Сюжет поэмы про Мазая Витька не помнил, не знал, когда и чем всё должно закончиться. Длиннющая-то какая! А часов на стене кабинета нет. Сколько времени прошло? На листке сложился чёткий рисунок: Палыч сидит, подперев щеку, и смотрит на чайник, как на умного собеседника.
– Ладно, Егор… – Палыч допил свой чай, отставил кружку. – Дальше ты тоже знаешь, я верю. По домам, ребята. Вениамин Аркадьевич, с Никифоровым не тяните, – и подвинул к себе документы на Женькин вылет.
11
Это был вымерший город.
Лично для Женьки – мёртвый, ненастоящий. Хотя на самом деле ненастоящим был он сам. А город жил своей обычной жизнью.
Стояла зима. Конец февраля, слякотное мерзкое время, когда небо кажется грязным, как тающий снег. После вечного августа планетки, даже после казённого воздуха НИИ дышать было трудно. Бензин, горелая помойка. Прогорклое подсолнечное масло – от ларька, где торговали беляшами и шаурмой. В ларьках орала попса, на ступеньках перехода бубнили старушки, продающие с рук всё подряд – пирожки, полотенца, книги, ношеные сапоги. Лаяла собака, орала одуревшая от оттепели ворона. В снегу мокли хлебные корки, на асфальте валялся и орал матом пьяный бомж.
А всё равно казалось – город мёртвый, ненастоящий. Станция и рынок – декорация, на фоне которой Женька должен исполнить свою роль.
Было не страшно. Но голова болела от шума и запахов. Так иногда случалось по дороге из школы.
Оттуда Женька как раз возвращался этим путём. Через шоссе по подземному переходу, через рынок, по деревянному настилу через рельсы, а потом во двор, где три пятиэтажки стояли буквой «П».
По этой дороге Женька мог пройти с закрытыми глазами. Промчаться, опаздывая, утром – он всегда вбегал в класс последним, чтобы у Рыжова не было шансов достать его до начала уроков. Обратно тоже иногда приходилось бежать.

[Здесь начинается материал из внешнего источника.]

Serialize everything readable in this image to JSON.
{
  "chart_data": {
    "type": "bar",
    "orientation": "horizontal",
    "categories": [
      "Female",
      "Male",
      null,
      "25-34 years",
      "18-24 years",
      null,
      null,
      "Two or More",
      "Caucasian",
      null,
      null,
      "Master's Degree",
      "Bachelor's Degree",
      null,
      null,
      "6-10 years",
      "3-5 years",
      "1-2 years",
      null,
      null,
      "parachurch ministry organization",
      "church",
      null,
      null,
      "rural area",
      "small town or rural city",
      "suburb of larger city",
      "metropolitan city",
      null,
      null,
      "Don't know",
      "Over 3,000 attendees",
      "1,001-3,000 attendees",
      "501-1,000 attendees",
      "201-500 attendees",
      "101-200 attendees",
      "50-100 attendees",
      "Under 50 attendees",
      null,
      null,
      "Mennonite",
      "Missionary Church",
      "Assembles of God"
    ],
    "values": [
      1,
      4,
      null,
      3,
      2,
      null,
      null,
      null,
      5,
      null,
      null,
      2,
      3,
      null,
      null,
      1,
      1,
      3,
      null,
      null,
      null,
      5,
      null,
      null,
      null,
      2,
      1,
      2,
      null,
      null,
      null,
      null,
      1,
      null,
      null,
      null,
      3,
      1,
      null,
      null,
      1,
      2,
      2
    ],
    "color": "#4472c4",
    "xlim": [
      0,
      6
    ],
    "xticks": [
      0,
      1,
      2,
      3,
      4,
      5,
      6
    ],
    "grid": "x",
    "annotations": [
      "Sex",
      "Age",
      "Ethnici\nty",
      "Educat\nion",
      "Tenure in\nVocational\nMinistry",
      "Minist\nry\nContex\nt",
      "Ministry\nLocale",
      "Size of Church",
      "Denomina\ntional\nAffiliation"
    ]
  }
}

Всё было знакомым, привычно отвратительным. Но город изменился. Стал мрачнее, громче. Вместо деревянных рыночных прилавков появились киоски – бывшие газетные и «Спортлото». Асфальт был грязнее, недоставало деревьев. В кустах, в паре шагов от автобусной остановки, стоял дядька в расстёгнутых штанах, писал, не обращая внимания, что вокруг люди. И на него тоже никто не обращал внимания. Все были сами по себе.
Вот поэтому ненастоящее.
И только объявления на фонарных столбах казались живыми, трепетали расплывшимися номерами телефонов. Женьке казалось, что эти объявления висели тут и пять, и семь лет назад.
Он не очень хорошо запомнил, какой сейчас год. Весь инструктаж шёл как в тумане, как в начале сна, где реальность мешается с вымыслом, где сквозь голос учительницы слышны голоса чудовищ…
Задача была обозначена конкретно, но не очень понятно: не допустить появления неустановленного лица в таком-то квадрате. В газетных заметках и милицейских сводках было сказано, что какой-то мужчина «в состоянии алкогольного или наркотического опьянения» полез на рельсы, когда к станции подходила электричка, набитая пассажирами. Машинисту пришлось применять торможение, пострадали люди. Вот это и надо было предотвратить, задержав пьяного на несколько минут. Ничего особенного.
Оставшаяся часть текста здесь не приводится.